A Brazzaville, il n’est pas rare de voir des enfants mendiant de l’argent sur une avenue passante, ou dormant sur des étals de marché le soir. Communément appelés enfants de la rue, ils étaient environ 800 dans la capitale en 2019, selon un recensement réalisé par l’association Repeir. Livrés à eux-mêmes, ces enfants semblent faire partie d’une autre planète, ne jouissant plus d’aucun des reconnus par la Constitution congolaise.

Le pourcentage des enfants de la rue ne cesse de grimper. La croissance du taux de pauvreté des familles, due notamment à l’inflation des produits alimentaires, pousse certains parents à se séparer de leurs enfants, à les abandonner à la rue.
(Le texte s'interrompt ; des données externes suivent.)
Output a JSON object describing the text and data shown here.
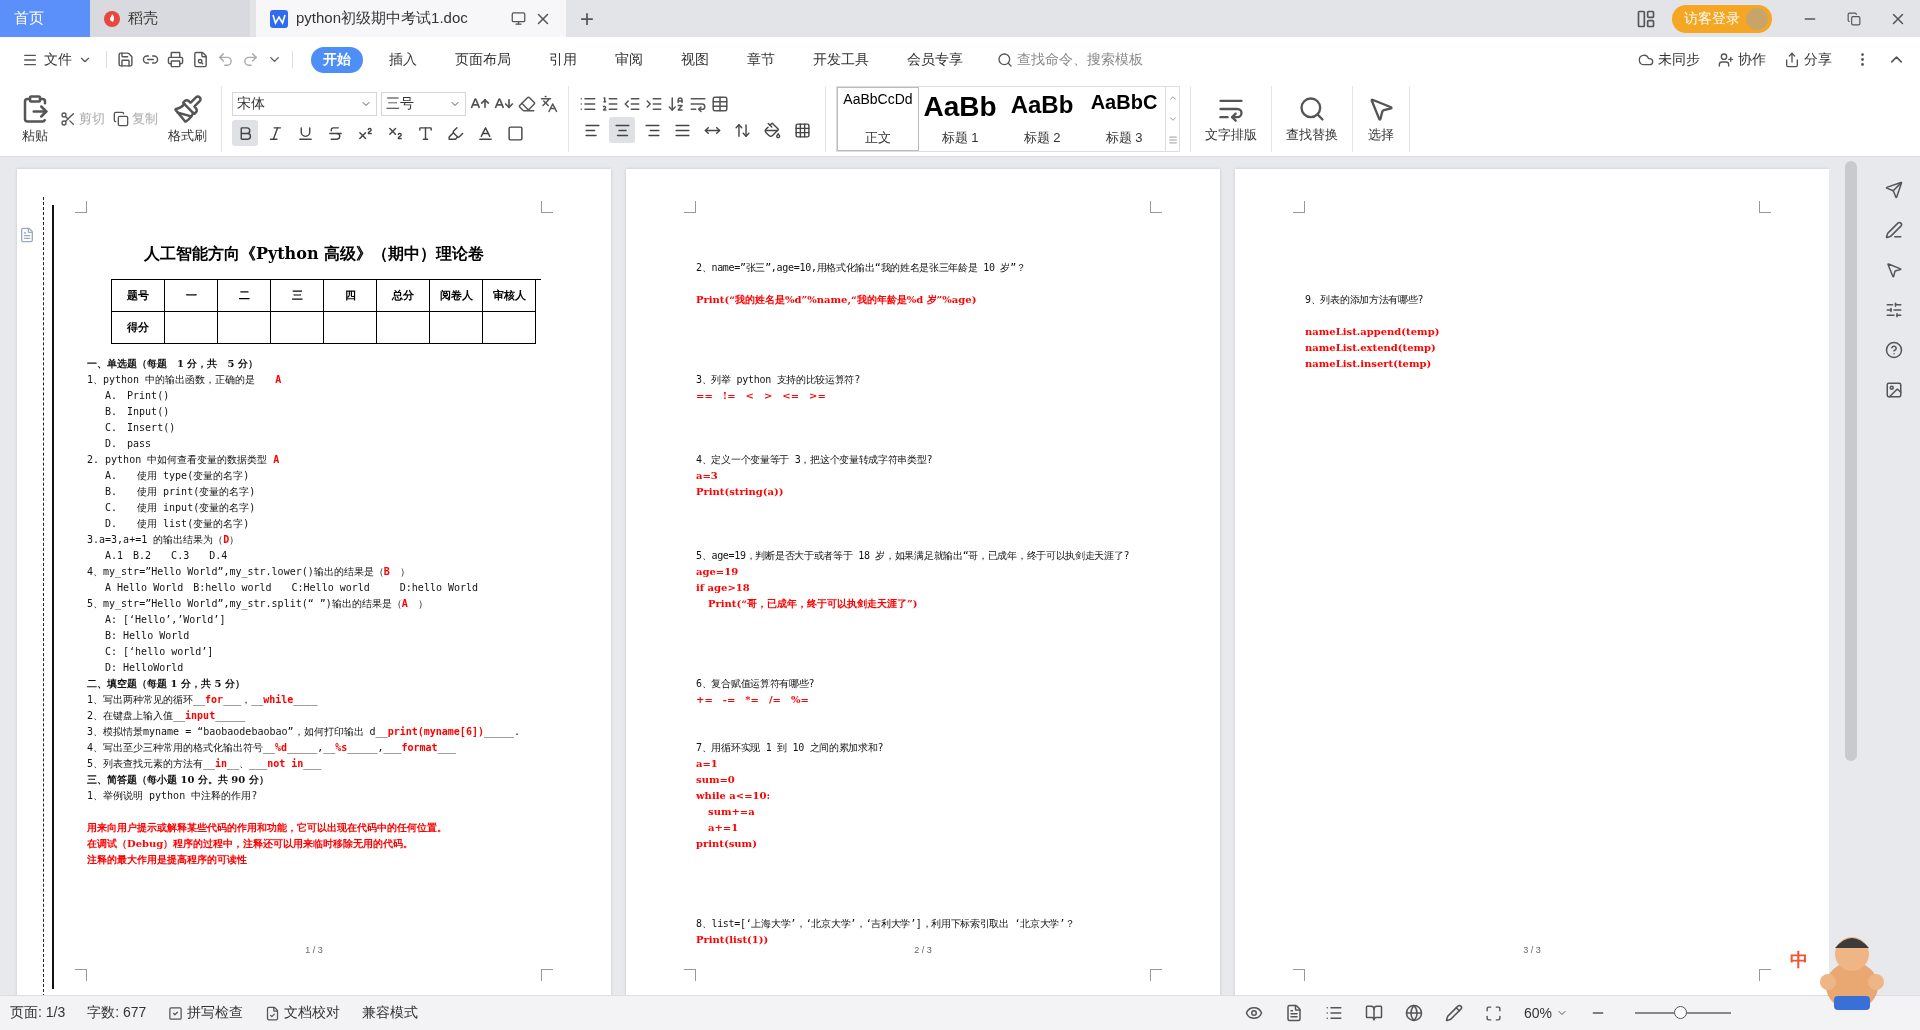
{
  "tabs": [
    {
      "label": "首页",
      "kind": "home",
      "selected": false
    },
    {
      "label": "稻壳",
      "kind": "app",
      "selected": false
    },
    {
      "label": "python初级期中考试1.doc",
      "kind": "doc",
      "selected": true
    }
  ],
  "new_tab": "+",
  "login_button": "访客登录",
  "menu": {
    "file": "文件",
    "items": [
      {
        "label": "开始",
        "selected": true
      },
      {
        "label": "插入",
        "selected": false
      },
      {
        "label": "页面布局",
        "selected": false
      },
      {
        "label": "引用",
        "selected": false
      },
      {
        "label": "审阅",
        "selected": false
      },
      {
        "label": "视图",
        "selected": false
      },
      {
        "label": "章节",
        "selected": false
      },
      {
        "label": "开发工具",
        "selected": false
      },
      {
        "label": "会员专享",
        "selected": false
      }
    ],
    "search_placeholder": "查找命令、搜索模板",
    "actions": [
      {
        "label": "未同步",
        "kind": "sync"
      },
      {
        "label": "协作",
        "kind": "collab"
      },
      {
        "label": "分享",
        "kind": "share"
      }
    ]
  },
  "ribbon": {
    "clipboard": [
      {
        "label": "粘贴",
        "kind": "paste",
        "disabled": false
      },
      {
        "label": "剪切",
        "kind": "cut",
        "disabled": true
      },
      {
        "label": "复制",
        "kind": "copy",
        "disabled": true
      },
      {
        "label": "格式刷",
        "kind": "brush",
        "disabled": false
      }
    ],
    "font": {
      "name": "宋体",
      "size": "三号"
    },
    "font_buttons": [
      {
        "kind": "bold",
        "selected": true
      },
      {
        "kind": "italic",
        "selected": false
      },
      {
        "kind": "underline",
        "selected": false
      },
      {
        "kind": "strike",
        "selected": false
      },
      {
        "kind": "sup",
        "selected": false
      },
      {
        "kind": "sub",
        "selected": false
      },
      {
        "kind": "effect",
        "selected": false
      },
      {
        "kind": "highlight",
        "selected": false
      },
      {
        "kind": "color",
        "selected": false
      },
      {
        "kind": "border",
        "selected": false
      }
    ],
    "paragraph_buttons": [
      {
        "kind": "left",
        "selected": false
      },
      {
        "kind": "center",
        "selected": true
      },
      {
        "kind": "right",
        "selected": false
      },
      {
        "kind": "justify",
        "selected": false
      },
      {
        "kind": "distribute",
        "selected": false
      },
      {
        "kind": "spacing",
        "selected": false
      },
      {
        "kind": "shading",
        "selected": false
      },
      {
        "kind": "borders",
        "selected": false
      }
    ],
    "styles": [
      {
        "preview": "AaBbCcDd",
        "label": "正文",
        "kind": "body",
        "selected": true
      },
      {
        "preview": "AaBb",
        "label": "标题 1",
        "kind": "h1",
        "selected": false
      },
      {
        "preview": "AaBb",
        "label": "标题 2",
        "kind": "h2",
        "selected": false
      },
      {
        "preview": "AaBbC",
        "label": "标题 3",
        "kind": "h3",
        "selected": false
      }
    ],
    "tools": [
      {
        "label": "文字排版",
        "kind": "layout"
      },
      {
        "label": "查找替换",
        "kind": "find"
      },
      {
        "label": "选择",
        "kind": "select"
      }
    ]
  },
  "pages": [
    {
      "number": "1 / 3",
      "binding": true,
      "lines": [
        {
          "kind": "title",
          "text": "人工智能方向《Python 高级》（期中）理论卷"
        },
        {
          "kind": "table",
          "header": [
            "题号",
            "一",
            "二",
            "三",
            "四",
            "总分",
            "阅卷人",
            "审核人"
          ],
          "row_label": "得分"
        },
        {
          "kind": "heading",
          "text": "一、单选题（每题　1 分，共　5 分）"
        },
        {
          "kind": "question",
          "parts": [
            {
              "text": "1、python 中的输出函数，正确的是　　",
              "answer": false
            },
            {
              "text": "A",
              "answer": true
            }
          ]
        },
        {
          "kind": "option",
          "text": "A.　Print()"
        },
        {
          "kind": "option",
          "text": "B.　Input()"
        },
        {
          "kind": "option",
          "text": "C.　Insert()"
        },
        {
          "kind": "option",
          "text": "D.　pass"
        },
        {
          "kind": "question",
          "parts": [
            {
              "text": "2. python 中如何查看变量的数据类型 ",
              "answer": false
            },
            {
              "text": "A",
              "answer": true
            }
          ]
        },
        {
          "kind": "option",
          "text": "A.　　使用 type(变量的名字)"
        },
        {
          "kind": "option",
          "text": "B.　　使用 print(变量的名字)"
        },
        {
          "kind": "option",
          "text": "C.　　使用 input(变量的名字)"
        },
        {
          "kind": "option",
          "text": "D.　　使用 list(变量的名字)"
        },
        {
          "kind": "question",
          "parts": [
            {
              "text": "3.a=3,a+=1 的输出结果为（",
              "answer": false
            },
            {
              "text": "D",
              "answer": true
            },
            {
              "text": "）",
              "answer": false
            }
          ]
        },
        {
          "kind": "option",
          "text": "A.1　B.2　　C.3　　D.4"
        },
        {
          "kind": "question",
          "parts": [
            {
              "text": "4、my_str=”Hello World”,my_str.lower()输出的结果是（",
              "answer": false
            },
            {
              "text": "B",
              "answer": true
            },
            {
              "text": "　）",
              "answer": false
            }
          ]
        },
        {
          "kind": "option",
          "text": "A Hello World　B:hello world　　C:Hello world　　　D:hello World"
        },
        {
          "kind": "question",
          "parts": [
            {
              "text": "5、my_str=”Hello World”,my_str.split(“ ”)输出的结果是（",
              "answer": false
            },
            {
              "text": "A",
              "answer": true
            },
            {
              "text": "　）",
              "answer": false
            }
          ]
        },
        {
          "kind": "option",
          "text": "A: [‘Hello’,’World’]"
        },
        {
          "kind": "option",
          "text": "B: Hello World"
        },
        {
          "kind": "option",
          "text": "C: [‘hello world’]"
        },
        {
          "kind": "option",
          "text": "D: HelloWorld"
        },
        {
          "kind": "heading",
          "text": "二、填空题（每题 1 分，共 5 分）"
        },
        {
          "kind": "question",
          "parts": [
            {
              "text": "1、写出两种常见的循环__",
              "answer": false
            },
            {
              "text": "for",
              "answer": true
            },
            {
              "text": "___，__",
              "answer": false
            },
            {
              "text": "while",
              "answer": true
            },
            {
              "text": "____",
              "answer": false
            }
          ]
        },
        {
          "kind": "question",
          "parts": [
            {
              "text": "2、在键盘上输入值__",
              "answer": false
            },
            {
              "text": "input",
              "answer": true
            },
            {
              "text": "_____",
              "answer": false
            }
          ]
        },
        {
          "kind": "question",
          "parts": [
            {
              "text": "3、模拟情景myname = “baobaodebaobao”，如何打印输出 d__",
              "answer": false
            },
            {
              "text": "print(myname[6])",
              "answer": true
            },
            {
              "text": "_____.",
              "answer": false
            }
          ]
        },
        {
          "kind": "question",
          "parts": [
            {
              "text": "4、写出至少三种常用的格式化输出符号__",
              "answer": false
            },
            {
              "text": "%d",
              "answer": true
            },
            {
              "text": "_____,__",
              "answer": false
            },
            {
              "text": "%s",
              "answer": true
            },
            {
              "text": "_____,___",
              "answer": false
            },
            {
              "text": "format",
              "answer": true
            },
            {
              "text": "___",
              "answer": false
            }
          ]
        },
        {
          "kind": "question",
          "parts": [
            {
              "text": "5、列表查找元素的方法有__",
              "answer": false
            },
            {
              "text": "in",
              "answer": true
            },
            {
              "text": "__、___",
              "answer": false
            },
            {
              "text": "not in",
              "answer": true
            },
            {
              "text": "___",
              "answer": false
            }
          ]
        },
        {
          "kind": "heading",
          "text": "三、简答题（每小题 10 分。共 90 分）"
        },
        {
          "kind": "question",
          "parts": [
            {
              "text": "1、举例说明 python 中注释的作用?",
              "answer": false
            }
          ]
        },
        {
          "kind": "blank"
        },
        {
          "kind": "answer",
          "text": "用来向用户提示或解释某些代码的作用和功能，它可以出现在代码中的任何位置。"
        },
        {
          "kind": "answer",
          "text": "在调试（Debug）程序的过程中，注释还可以用来临时移除无用的代码。"
        },
        {
          "kind": "answer",
          "text": "注释的最大作用是提高程序的可读性"
        }
      ]
    },
    {
      "number": "2 / 3",
      "binding": false,
      "lines": [
        {
          "kind": "blank"
        },
        {
          "kind": "small",
          "text": "2、name=”张三”,age=10,用格式化输出“我的姓名是张三年龄是 10 岁”？"
        },
        {
          "kind": "blank"
        },
        {
          "kind": "answer",
          "text": "Print(“我的姓名是%d”%name,“我的年龄是%d 岁”%age)"
        },
        {
          "kind": "blank"
        },
        {
          "kind": "blank"
        },
        {
          "kind": "blank"
        },
        {
          "kind": "blank"
        },
        {
          "kind": "small",
          "text": "3、列举 python 支持的比较运算符?"
        },
        {
          "kind": "answer",
          "text": "==　!=　<　>　<=　>="
        },
        {
          "kind": "blank"
        },
        {
          "kind": "blank"
        },
        {
          "kind": "blank"
        },
        {
          "kind": "small",
          "text": "4、定义一个变量等于 3，把这个变量转成字符串类型?"
        },
        {
          "kind": "answer",
          "text": "a=3"
        },
        {
          "kind": "answer",
          "text": "Print(string(a))"
        },
        {
          "kind": "blank"
        },
        {
          "kind": "blank"
        },
        {
          "kind": "blank"
        },
        {
          "kind": "small",
          "text": "5、age=19，判断是否大于或者等于 18 岁，如果满足就输出“哥，已成年，终于可以执剑走天涯了?"
        },
        {
          "kind": "answer",
          "text": "age=19"
        },
        {
          "kind": "answer",
          "text": "if age>18"
        },
        {
          "kind": "answer-indented",
          "text": "Print(“哥，已成年，终于可以执剑走天涯了”)"
        },
        {
          "kind": "blank"
        },
        {
          "kind": "blank"
        },
        {
          "kind": "blank"
        },
        {
          "kind": "blank"
        },
        {
          "kind": "small",
          "text": "6、复合赋值运算符有哪些?"
        },
        {
          "kind": "answer",
          "text": "+=　-=　*=　/=　%="
        },
        {
          "kind": "blank"
        },
        {
          "kind": "blank"
        },
        {
          "kind": "small",
          "text": "7、用循环实现 1 到 10 之间的累加求和?"
        },
        {
          "kind": "answer",
          "text": "a=1"
        },
        {
          "kind": "answer",
          "text": "sum=0"
        },
        {
          "kind": "answer",
          "text": "while a<=10:"
        },
        {
          "kind": "answer-indented",
          "text": "sum+=a"
        },
        {
          "kind": "answer-indented",
          "text": "a+=1"
        },
        {
          "kind": "answer",
          "text": "print(sum)"
        },
        {
          "kind": "blank"
        },
        {
          "kind": "blank"
        },
        {
          "kind": "blank"
        },
        {
          "kind": "blank"
        },
        {
          "kind": "small",
          "text": "8、list=[‘上海大学’，‘北京大学’，‘吉利大学’]，利用下标索引取出 ‘北京大学’？"
        },
        {
          "kind": "answer",
          "text": "Print(list(1))"
        }
      ]
    },
    {
      "number": "3 / 3",
      "binding": false,
      "lines": [
        {
          "kind": "blank"
        },
        {
          "kind": "blank"
        },
        {
          "kind": "blank"
        },
        {
          "kind": "small",
          "text": "9、列表的添加方法有哪些?"
        },
        {
          "kind": "blank"
        },
        {
          "kind": "answer",
          "text": "nameList.append(temp)"
        },
        {
          "kind": "answer",
          "text": "nameList.extend(temp)"
        },
        {
          "kind": "answer",
          "text": "nameList.insert(temp)"
        }
      ]
    }
  ],
  "status_bar": {
    "page": "页面: 1/3",
    "words": "字数: 677",
    "spell_check": "拼写检查",
    "proofread": "文档校对",
    "mode": "兼容模式",
    "zoom": "60%",
    "zoom_slider": {
      "level": 0.47
    }
  },
  "ime": "中"
}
Aussi étonnant que cela puisse paraitre, des églises, des lieux de prière, sont aussi responsables de ce fléau. La popularisation du terme «enfants sorciers», accusés des malheurs qui arrivent dans leurs foyers, incite des adultes à jeter des enfants hors du cocon familial ou hors des lieux de prière.
Entre mendicité, petits boulots ou vol, ces enfants désormais seuls face au monde, doivent se débrouiller pour se nourrir et subvenir à leurs autres besoins. Parmi eux, une étude réalisée en 2009 a répertorié 95% de garçons et 49,1% de filles. Souvent déscolarisés, ils représentent une bombe à retardement pour le pays, par leur manque d’éducation. Certaines ONG essayent d’apporter leur pierre à l’édifice, pour leur réinsertion sociale, à l’instar du Samusocial à Pointe-Noire, qui apporte une aide sanitaire, psychologique et éducative aux enfants de la rue depuis 2006 dans la ville océane. L’association affirme avoir hébergé 131 enfants en 2020. Mais l’on se demande souvent où se trouve l’Etat quant à l’avenir de ces enfants. Selon les articles 23 et 34 de la Constitution du 25 octobre 2015, «le droit à l’éducation est garanti. L’égal accès à l’enseignement et à la formation professionnelle est garanti»; «L’Etat doit protéger les enfants et les adolescents contre l’exploitation «économique ou sociale». Ces enfants eux ne bénéficient plus d’une formation scolaire, encore moins professionnelle. Les frais d’inscription dans les écoles publiques, qui s’élèvent à plus de 7000 francs CFA pour le primaire, ne facilitent pas la scolarisation de ces enfants. Il fut pourtant un temps où l’école prenait des allures de gratuité au Congo.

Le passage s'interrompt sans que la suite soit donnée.